60% of cars in Tyrone are red and 94% of white lines in Tyrone are white. What better to prove a point than good old hard statistics. Yes, over 60% of all vehicles in the Red Hand County are red (this figure estimated to rise to 70% this week) and almost all the white lines in Tyrone are white, except for the ones that have faded so much they are now invisible.
Mickey slipped the Pope a £10er on Sunday. If you re-watch the Phoenix Park mass from Sunday, and pause it at 36:05, you’ll see the wee red and white Tyrone Fabrications cap, and two crisp new £5 notes getting slipped to a winking Pope Franko. Francis also apparently has big hopes of Tiernan McCann entering the priesthood.
Colm Cavanagh is now the last on-field link to 08. Given Cathal McCarron is not able to play this Sunday, Big Colly is now the final playing link to the winning team of 2008. He is also Tyrone’s last scorer in an All Ireland final although nearly everyone missed it. He also has a brother who reportedly played well that day. And Cavanagh sounds like Canavan. Too coincidental. By the way Cavanagh got his nickname ‘Colly’ from his love of cauliflower dinners in Moy Primary School since he was 7.

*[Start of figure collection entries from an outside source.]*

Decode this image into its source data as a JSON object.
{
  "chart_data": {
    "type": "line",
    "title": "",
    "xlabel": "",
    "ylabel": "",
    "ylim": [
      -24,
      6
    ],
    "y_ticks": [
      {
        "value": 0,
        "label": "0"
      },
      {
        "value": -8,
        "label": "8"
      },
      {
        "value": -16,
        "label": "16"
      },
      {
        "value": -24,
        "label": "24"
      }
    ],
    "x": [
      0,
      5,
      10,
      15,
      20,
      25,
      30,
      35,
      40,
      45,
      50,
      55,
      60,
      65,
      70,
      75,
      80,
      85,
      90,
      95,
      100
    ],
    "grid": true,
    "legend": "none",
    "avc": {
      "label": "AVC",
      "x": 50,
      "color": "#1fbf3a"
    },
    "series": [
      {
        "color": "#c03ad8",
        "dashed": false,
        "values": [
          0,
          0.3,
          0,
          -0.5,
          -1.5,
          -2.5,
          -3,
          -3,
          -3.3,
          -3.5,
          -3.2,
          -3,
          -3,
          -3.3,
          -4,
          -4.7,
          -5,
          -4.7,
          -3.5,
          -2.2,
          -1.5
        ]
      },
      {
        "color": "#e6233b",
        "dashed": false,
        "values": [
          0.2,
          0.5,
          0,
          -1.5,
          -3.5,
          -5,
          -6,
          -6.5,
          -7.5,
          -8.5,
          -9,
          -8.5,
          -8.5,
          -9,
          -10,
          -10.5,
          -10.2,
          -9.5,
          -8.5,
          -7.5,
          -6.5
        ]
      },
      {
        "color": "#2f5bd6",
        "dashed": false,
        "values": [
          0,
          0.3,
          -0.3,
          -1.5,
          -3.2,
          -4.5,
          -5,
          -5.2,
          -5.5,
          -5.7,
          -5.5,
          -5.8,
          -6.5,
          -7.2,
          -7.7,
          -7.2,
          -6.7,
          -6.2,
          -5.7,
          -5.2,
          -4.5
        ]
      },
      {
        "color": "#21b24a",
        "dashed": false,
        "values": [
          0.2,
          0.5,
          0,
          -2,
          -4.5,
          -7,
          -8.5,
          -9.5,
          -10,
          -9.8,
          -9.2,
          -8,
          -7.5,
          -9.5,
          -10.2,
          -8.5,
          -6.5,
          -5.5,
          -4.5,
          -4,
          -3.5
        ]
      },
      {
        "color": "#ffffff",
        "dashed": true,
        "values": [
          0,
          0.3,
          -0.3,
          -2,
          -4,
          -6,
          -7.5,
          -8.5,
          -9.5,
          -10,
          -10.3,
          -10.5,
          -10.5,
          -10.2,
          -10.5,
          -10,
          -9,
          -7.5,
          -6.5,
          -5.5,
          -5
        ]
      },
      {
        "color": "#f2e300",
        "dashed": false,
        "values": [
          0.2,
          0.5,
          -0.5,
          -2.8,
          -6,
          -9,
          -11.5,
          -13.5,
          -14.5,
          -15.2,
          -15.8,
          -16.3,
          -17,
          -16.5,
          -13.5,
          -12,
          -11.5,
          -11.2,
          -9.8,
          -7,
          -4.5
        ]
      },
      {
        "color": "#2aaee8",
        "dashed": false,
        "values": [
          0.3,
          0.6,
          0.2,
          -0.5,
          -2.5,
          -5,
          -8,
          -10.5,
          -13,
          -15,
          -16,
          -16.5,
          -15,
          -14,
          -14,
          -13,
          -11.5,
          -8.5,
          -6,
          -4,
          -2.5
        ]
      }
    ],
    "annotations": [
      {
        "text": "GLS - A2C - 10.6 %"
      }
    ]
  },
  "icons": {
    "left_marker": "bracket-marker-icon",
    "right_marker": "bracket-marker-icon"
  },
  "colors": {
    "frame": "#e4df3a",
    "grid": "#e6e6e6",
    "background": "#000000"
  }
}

There are two Coalisland men on the starting team. Even Nostradamus said this was a long-shot.
Darren McCurry was reportedly flying in training in a late bid to force his way onto the Tyrone starting team to play against their dear neighbours Derry in the first round of the Ulster Championship this Sunday.
Insiders confirmed that the Edendork sharpshooter arrived in training last night by jet-pack and remained flying until he ran out of fuel around half nine. Clonoe’s Conor McAliskey was allegedly furious at the lengths his fellow corner forward was going to to worm his way into Harte’s plans. A squad member told us:
“You should have seen McAliskey’s face. Everyone knows that if you’re flying in training Harte tends to pick you so McCurry took the cliche to a new level. To be fair to Conor, he latched onto another GAA saying and started kicking lumps out of Sean Cavanagh. Real lumps, like. Everyone knows that if a player is kicking lumps out of others in training then Harte knows he’s psyched up for the championship. Sean’s in a bad way though. Holes all over him.”
McCurry’s new approach saw him become a genuine target man for Mickey O’Neill’s kickouts as he won 20 out of 20 punts from the keeper, uncontested, though he was whistled for over-carrying every time. He was also blown out of Garvaghey towards the Ballygawley roundabout several times by high winds.
Reports suggest Harte was impressed by the lengths McCurry was prepared to go to but reminded the diminutive forward that Ricey McMenamin once gave 101% during training in 2008, verified by medical science through a GPS monitor strapped onto his back.
Niall Morgan’s attempt to ‘bust his balls’ in a last-ditch attempt to make his way onto the side unfortunately saw him in A&E overnight.